Reuters — Portugal’s divided parliament may refuse to approve Lisbon’s contribution to new bailout loans for Greece and a European Union aid package to help Turkey deal with the migrant crisis, Portuguese Prime Minister Antonio Costa said on Saturday.
Costa told journalists the two far-left parties that back his minority Socialist government – the Left Bloc and the Communists – had long opposed the payments and could vote against them.
The main opposition Social Democrats had also said they would reject the aid, Costa said, a stance he called an “irresponsible” change in their past support for the package.
The EU agreed to a 3-billion-euro aid package for Turkey in November, made up partly of money from the EU budget and partly of contributions from member states.
If one country were unable to contribute, the package would not necessarily collapse, but there would be less money in it unless another EU state picked up the slack.
The money for the Greek bailout comes from the European Stability Mechanism, which borrows it on the markets with small national contributions to the fund’s capital.
The Portuguese funding for both is part of this year’s budget, which is still making its way through parliament due to delays following months of political uncertainty and last year’s inconclusive election that ultimately led Costa to power.
“They (the opposition) will say, ah, but the other parties could have a different stance. They could.
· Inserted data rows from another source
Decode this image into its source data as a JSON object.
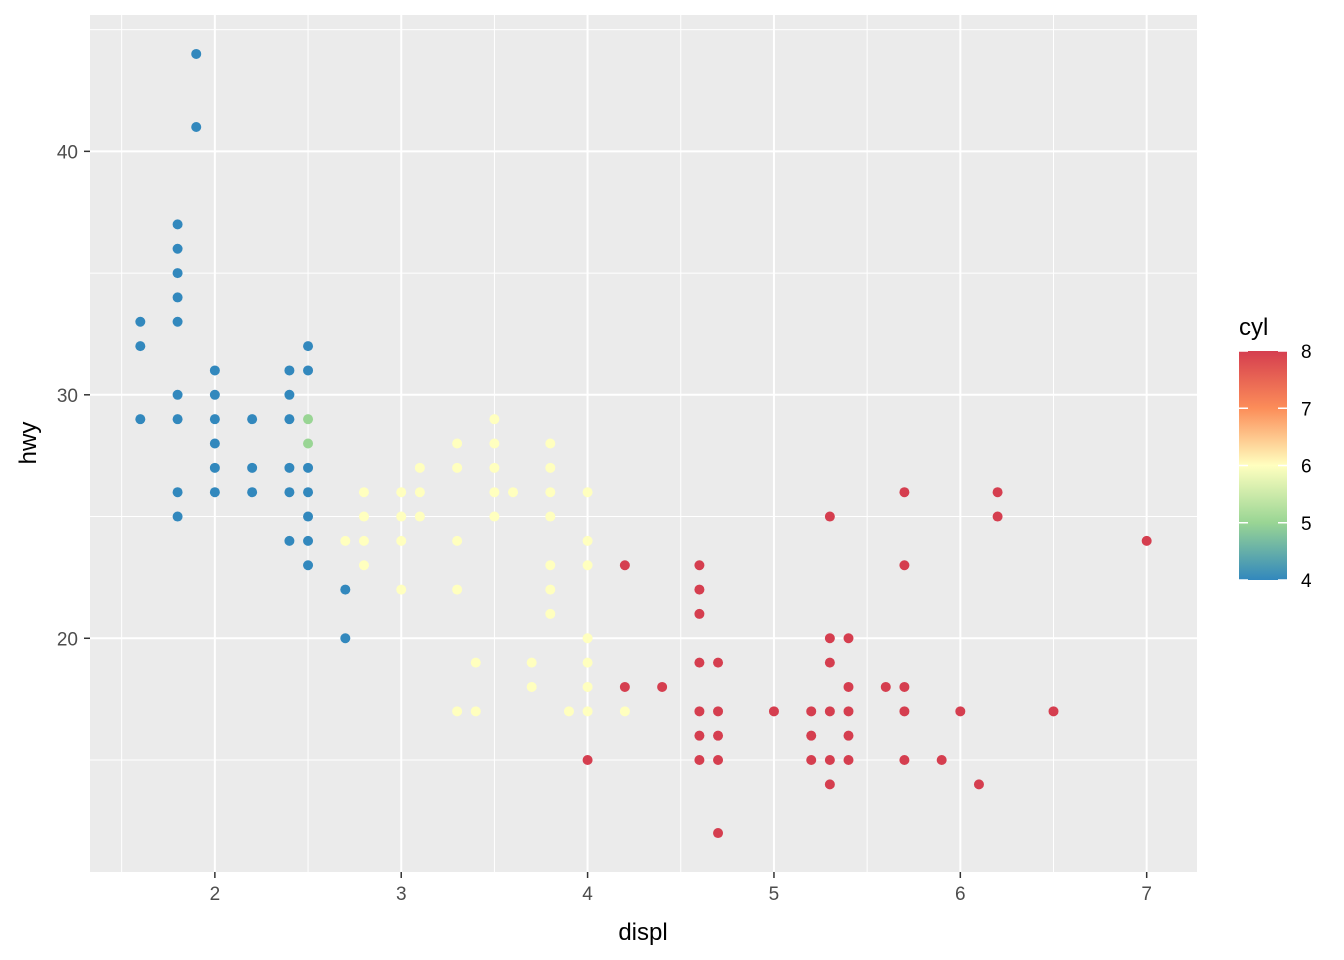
{
  "chart_data": {
    "type": "scatter",
    "title": "",
    "xlabel": "displ",
    "ylabel": "hwy",
    "xlim": [
      1.33,
      7.27
    ],
    "ylim": [
      10.4,
      45.6
    ],
    "x_ticks": [
      2,
      3,
      4,
      5,
      6,
      7
    ],
    "y_ticks": [
      20,
      30,
      40
    ],
    "grid": true,
    "legend": {
      "title": "cyl",
      "type": "colorbar",
      "placement": "right",
      "min": 4,
      "max": 8,
      "ticks": [
        4,
        5,
        6,
        7,
        8
      ],
      "palette": [
        "#3288bd",
        "#99d594",
        "#ffffbf",
        "#fc8d59",
        "#d53e4f"
      ]
    },
    "colors": {
      "panel_background": "#ebebeb",
      "grid": "#ffffff",
      "cyl4": "#3288bd",
      "cyl5": "#99d594",
      "cyl6": "#ffffbf",
      "cyl8": "#d53e4f"
    },
    "points": [
      {
        "x": 1.9,
        "y": 44,
        "cyl": 4
      },
      {
        "x": 1.9,
        "y": 41,
        "cyl": 4
      },
      {
        "x": 1.6,
        "y": 33,
        "cyl": 4
      },
      {
        "x": 1.6,
        "y": 32,
        "cyl": 4
      },
      {
        "x": 1.6,
        "y": 29,
        "cyl": 4
      },
      {
        "x": 1.8,
        "y": 37,
        "cyl": 4
      },
      {
        "x": 1.8,
        "y": 36,
        "cyl": 4
      },
      {
        "x": 1.8,
        "y": 35,
        "cyl": 4
      },
      {
        "x": 1.8,
        "y": 34,
        "cyl": 4
      },
      {
        "x": 1.8,
        "y": 33,
        "cyl": 4
      },
      {
        "x": 1.8,
        "y": 30,
        "cyl": 4
      },
      {
        "x": 1.8,
        "y": 29,
        "cyl": 4
      },
      {
        "x": 1.8,
        "y": 26,
        "cyl": 4
      },
      {
        "x": 1.8,
        "y": 25,
        "cyl": 4
      },
      {
        "x": 2.0,
        "y": 31,
        "cyl": 4
      },
      {
        "x": 2.0,
        "y": 30,
        "cyl": 4
      },
      {
        "x": 2.0,
        "y": 29,
        "cyl": 4
      },
      {
        "x": 2.0,
        "y": 28,
        "cyl": 4
      },
      {
        "x": 2.0,
        "y": 27,
        "cyl": 4
      },
      {
        "x": 2.0,
        "y": 26,
        "cyl": 4
      },
      {
        "x": 2.2,
        "y": 29,
        "cyl": 4
      },
      {
        "x": 2.2,
        "y": 27,
        "cyl": 4
      },
      {
        "x": 2.2,
        "y": 26,
        "cyl": 4
      },
      {
        "x": 2.4,
        "y": 31,
        "cyl": 4
      },
      {
        "x": 2.4,
        "y": 30,
        "cyl": 4
      },
      {
        "x": 2.4,
        "y": 29,
        "cyl": 4
      },
      {
        "x": 2.4,
        "y": 27,
        "cyl": 4
      },
      {
        "x": 2.4,
        "y": 26,
        "cyl": 4
      },
      {
        "x": 2.4,
        "y": 24,
        "cyl": 4
      },
      {
        "x": 2.5,
        "y": 32,
        "cyl": 4
      },
      {
        "x": 2.5,
        "y": 31,
        "cyl": 4
      },
      {
        "x": 2.5,
        "y": 27,
        "cyl": 4
      },
      {
        "x": 2.5,
        "y": 26,
        "cyl": 4
      },
      {
        "x": 2.5,
        "y": 25,
        "cyl": 4
      },
      {
        "x": 2.5,
        "y": 24,
        "cyl": 4
      },
      {
        "x": 2.5,
        "y": 23,
        "cyl": 4
      },
      {
        "x": 2.5,
        "y": 29,
        "cyl": 5
      },
      {
        "x": 2.5,
        "y": 28,
        "cyl": 5
      },
      {
        "x": 2.7,
        "y": 22,
        "cyl": 4
      },
      {
        "x": 2.7,
        "y": 20,
        "cyl": 4
      },
      {
        "x": 2.7,
        "y": 24,
        "cyl": 6
      },
      {
        "x": 2.8,
        "y": 26,
        "cyl": 6
      },
      {
        "x": 2.8,
        "y": 25,
        "cyl": 6
      },
      {
        "x": 2.8,
        "y": 24,
        "cyl": 6
      },
      {
        "x": 2.8,
        "y": 23,
        "cyl": 6
      },
      {
        "x": 3.0,
        "y": 26,
        "cyl": 6
      },
      {
        "x": 3.0,
        "y": 25,
        "cyl": 6
      },
      {
        "x": 3.0,
        "y": 24,
        "cyl": 6
      },
      {
        "x": 3.0,
        "y": 22,
        "cyl": 6
      },
      {
        "x": 3.1,
        "y": 27,
        "cyl": 6
      },
      {
        "x": 3.1,
        "y": 26,
        "cyl": 6
      },
      {
        "x": 3.1,
        "y": 25,
        "cyl": 6
      },
      {
        "x": 3.3,
        "y": 28,
        "cyl": 6
      },
      {
        "x": 3.3,
        "y": 27,
        "cyl": 6
      },
      {
        "x": 3.3,
        "y": 24,
        "cyl": 6
      },
      {
        "x": 3.3,
        "y": 22,
        "cyl": 6
      },
      {
        "x": 3.3,
        "y": 17,
        "cyl": 6
      },
      {
        "x": 3.4,
        "y": 19,
        "cyl": 6
      },
      {
        "x": 3.4,
        "y": 17,
        "cyl": 6
      },
      {
        "x": 3.5,
        "y": 29,
        "cyl": 6
      },
      {
        "x": 3.5,
        "y": 28,
        "cyl": 6
      },
      {
        "x": 3.5,
        "y": 27,
        "cyl": 6
      },
      {
        "x": 3.5,
        "y": 26,
        "cyl": 6
      },
      {
        "x": 3.5,
        "y": 25,
        "cyl": 6
      },
      {
        "x": 3.6,
        "y": 26,
        "cyl": 6
      },
      {
        "x": 3.7,
        "y": 19,
        "cyl": 6
      },
      {
        "x": 3.7,
        "y": 18,
        "cyl": 6
      },
      {
        "x": 3.8,
        "y": 28,
        "cyl": 6
      },
      {
        "x": 3.8,
        "y": 27,
        "cyl": 6
      },
      {
        "x": 3.8,
        "y": 26,
        "cyl": 6
      },
      {
        "x": 3.8,
        "y": 25,
        "cyl": 6
      },
      {
        "x": 3.8,
        "y": 23,
        "cyl": 6
      },
      {
        "x": 3.8,
        "y": 22,
        "cyl": 6
      },
      {
        "x": 3.8,
        "y": 21,
        "cyl": 6
      },
      {
        "x": 3.9,
        "y": 17,
        "cyl": 6
      },
      {
        "x": 4.0,
        "y": 26,
        "cyl": 6
      },
      {
        "x": 4.0,
        "y": 24,
        "cyl": 6
      },
      {
        "x": 4.0,
        "y": 23,
        "cyl": 6
      },
      {
        "x": 4.0,
        "y": 20,
        "cyl": 6
      },
      {
        "x": 4.0,
        "y": 19,
        "cyl": 6
      },
      {
        "x": 4.0,
        "y": 18,
        "cyl": 6
      },
      {
        "x": 4.0,
        "y": 17,
        "cyl": 6
      },
      {
        "x": 4.0,
        "y": 15,
        "cyl": 8
      },
      {
        "x": 4.2,
        "y": 17,
        "cyl": 6
      },
      {
        "x": 4.2,
        "y": 23,
        "cyl": 8
      },
      {
        "x": 4.2,
        "y": 18,
        "cyl": 8
      },
      {
        "x": 4.4,
        "y": 18,
        "cyl": 8
      },
      {
        "x": 4.6,
        "y": 23,
        "cyl": 8
      },
      {
        "x": 4.6,
        "y": 22,
        "cyl": 8
      },
      {
        "x": 4.6,
        "y": 21,
        "cyl": 8
      },
      {
        "x": 4.6,
        "y": 19,
        "cyl": 8
      },
      {
        "x": 4.6,
        "y": 17,
        "cyl": 8
      },
      {
        "x": 4.6,
        "y": 16,
        "cyl": 8
      },
      {
        "x": 4.6,
        "y": 15,
        "cyl": 8
      },
      {
        "x": 4.7,
        "y": 19,
        "cyl": 8
      },
      {
        "x": 4.7,
        "y": 17,
        "cyl": 8
      },
      {
        "x": 4.7,
        "y": 16,
        "cyl": 8
      },
      {
        "x": 4.7,
        "y": 15,
        "cyl": 8
      },
      {
        "x": 4.7,
        "y": 12,
        "cyl": 8
      },
      {
        "x": 5.0,
        "y": 17,
        "cyl": 8
      },
      {
        "x": 5.2,
        "y": 17,
        "cyl": 8
      },
      {
        "x": 5.2,
        "y": 16,
        "cyl": 8
      },
      {
        "x": 5.2,
        "y": 15,
        "cyl": 8
      },
      {
        "x": 5.3,
        "y": 25,
        "cyl": 8
      },
      {
        "x": 5.3,
        "y": 20,
        "cyl": 8
      },
      {
        "x": 5.3,
        "y": 19,
        "cyl": 8
      },
      {
        "x": 5.3,
        "y": 17,
        "cyl": 8
      },
      {
        "x": 5.3,
        "y": 15,
        "cyl": 8
      },
      {
        "x": 5.3,
        "y": 14,
        "cyl": 8
      },
      {
        "x": 5.4,
        "y": 20,
        "cyl": 8
      },
      {
        "x": 5.4,
        "y": 18,
        "cyl": 8
      },
      {
        "x": 5.4,
        "y": 17,
        "cyl": 8
      },
      {
        "x": 5.4,
        "y": 16,
        "cyl": 8
      },
      {
        "x": 5.4,
        "y": 15,
        "cyl": 8
      },
      {
        "x": 5.6,
        "y": 18,
        "cyl": 8
      },
      {
        "x": 5.7,
        "y": 26,
        "cyl": 8
      },
      {
        "x": 5.7,
        "y": 23,
        "cyl": 8
      },
      {
        "x": 5.7,
        "y": 18,
        "cyl": 8
      },
      {
        "x": 5.7,
        "y": 17,
        "cyl": 8
      },
      {
        "x": 5.7,
        "y": 15,
        "cyl": 8
      },
      {
        "x": 5.9,
        "y": 15,
        "cyl": 8
      },
      {
        "x": 6.0,
        "y": 17,
        "cyl": 8
      },
      {
        "x": 6.1,
        "y": 14,
        "cyl": 8
      },
      {
        "x": 6.2,
        "y": 26,
        "cyl": 8
      },
      {
        "x": 6.2,
        "y": 25,
        "cyl": 8
      },
      {
        "x": 6.5,
        "y": 17,
        "cyl": 8
      },
      {
        "x": 7.0,
        "y": 24,
        "cyl": 8
      }
    ]
  }
}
But they are consistent with what they’ve always been saying and they’d have to change their position,” Costa said in televised remarks answering questions from reporters.
“But the Social Democrats who assumed these responsibilities for the Portuguese state, and who have always supported them, now refuse to approve them … That is absolutely irresponsible,” he said in Paris after a European Socialist summit.
Portugal, Western Europe’s poorest nation, was supposed to transfer 24 million euros to Turkey under the EU November deal.
Portugal’s scheduled contribution to the Greek loan package totals 107 million euros this year.